Un match épique s’est déroulé devant nos yeux ce matin entre Rafael Nadal et Novak Djokovic. La différence entre la victoire et la défaite parfois ne tient qu’à un fil ou dans ce contexte à un pouce ! Le point que Nadal avait en offrande devant lui pour consolider le bris du service de Djokovic semblait être une formalité ; un terrain tout grand ouvert pour déposer la balle et ainsi prendre les devant 40-15 dans le cinquième set pour conserver son service et creuser l’écart à 5-3. Ma perception n’est pas la réalité car seul Nadal pourrait nous expliquer ce qui s’est produit. Dans tous ses points, Nadal semblait libre et il « laissait la balle partir » en s’élançant de tout son lui ! C’est cette attitude qui lui a permis de rester dans ce match et d’ébranler Djokovic mais à cet instant précis, j’ai senti qu’il a eu de la retenue, si infime soit elle, il a semblé saisir toute l’ampleur de l’importance de ce point et de cette ouverture si grande qui s’offrait à lui et ça lui a coûté le point. Je suis une fan de Nadal (encore plus de Federer mais bon) et j’apprécie tout l’effort et l’engagement qu’il démontre dans chacun de ses points. À l’opposé Djokovic ne semble pas travailler fort mais plutôt travailler bien et de façon mesurée. Son niveau d’énergie a vraisemblablement chuté plus le match avançait et je sentais bien que ce serait le tour de Nadal tellement il « décochait » mais la stabilité et la confiance en ses moyens que Djokovic a démontré me sidère. Bien entendu il est le numéro 1 et pour l’avoir regardé jouer à plusieurs reprises au cours des dernières années, il est très talentueux, il a une excellente maîtrise de sa raquette en plus de disposer de plusieurs armes offensives mais ce qui m’a marqué aujourd’hui a été sa patience.

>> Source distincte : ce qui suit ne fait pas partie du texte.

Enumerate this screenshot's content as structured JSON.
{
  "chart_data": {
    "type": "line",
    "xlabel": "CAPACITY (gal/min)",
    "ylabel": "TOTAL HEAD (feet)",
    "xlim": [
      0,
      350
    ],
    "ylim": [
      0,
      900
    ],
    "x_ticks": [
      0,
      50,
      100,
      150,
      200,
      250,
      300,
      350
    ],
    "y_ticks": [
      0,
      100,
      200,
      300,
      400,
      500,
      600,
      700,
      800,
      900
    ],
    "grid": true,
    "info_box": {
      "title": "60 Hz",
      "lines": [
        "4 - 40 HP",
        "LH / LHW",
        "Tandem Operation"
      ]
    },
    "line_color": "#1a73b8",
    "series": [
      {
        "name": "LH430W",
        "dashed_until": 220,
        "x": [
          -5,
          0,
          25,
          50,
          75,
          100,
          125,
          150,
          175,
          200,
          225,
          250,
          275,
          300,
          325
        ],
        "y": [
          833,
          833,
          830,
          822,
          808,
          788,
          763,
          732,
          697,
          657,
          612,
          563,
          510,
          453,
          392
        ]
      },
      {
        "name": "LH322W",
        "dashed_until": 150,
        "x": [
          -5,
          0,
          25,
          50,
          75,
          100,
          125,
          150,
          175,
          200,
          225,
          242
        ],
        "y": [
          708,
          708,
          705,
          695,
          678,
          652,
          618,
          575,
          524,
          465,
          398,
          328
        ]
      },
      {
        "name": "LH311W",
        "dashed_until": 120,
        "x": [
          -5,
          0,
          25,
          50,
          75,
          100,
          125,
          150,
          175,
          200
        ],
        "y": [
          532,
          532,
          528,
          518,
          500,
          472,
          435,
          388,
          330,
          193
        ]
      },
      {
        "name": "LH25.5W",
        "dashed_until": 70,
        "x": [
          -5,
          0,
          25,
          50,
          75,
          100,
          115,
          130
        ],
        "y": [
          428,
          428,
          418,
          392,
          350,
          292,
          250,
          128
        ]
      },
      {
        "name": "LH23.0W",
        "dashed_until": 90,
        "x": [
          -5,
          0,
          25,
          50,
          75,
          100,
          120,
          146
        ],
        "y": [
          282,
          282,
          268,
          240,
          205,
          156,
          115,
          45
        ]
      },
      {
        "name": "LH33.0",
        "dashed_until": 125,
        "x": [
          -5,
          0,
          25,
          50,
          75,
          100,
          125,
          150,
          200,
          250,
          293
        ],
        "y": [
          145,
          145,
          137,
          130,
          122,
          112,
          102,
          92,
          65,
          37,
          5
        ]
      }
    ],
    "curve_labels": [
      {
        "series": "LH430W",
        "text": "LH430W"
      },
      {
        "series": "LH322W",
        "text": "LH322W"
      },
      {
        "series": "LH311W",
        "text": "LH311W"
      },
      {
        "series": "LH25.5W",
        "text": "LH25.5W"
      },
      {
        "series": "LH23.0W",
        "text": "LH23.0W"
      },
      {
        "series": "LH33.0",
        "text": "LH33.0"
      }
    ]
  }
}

Pendant un même échange, il attendait le moment clé pour enfoncer le clou. Il n’a pratiquement jamais précipité la fin d’un échange malgré le fait qu’il semblait fatigué. Nadal lui semblait prendre toutes les chances pour défaire Djokovic. Serait-ce simplement l’aura du numéro 1 qui donne à Djokovic cette sensation, cette confiance qu’il a tout ce dont il a besoin pour gagner ?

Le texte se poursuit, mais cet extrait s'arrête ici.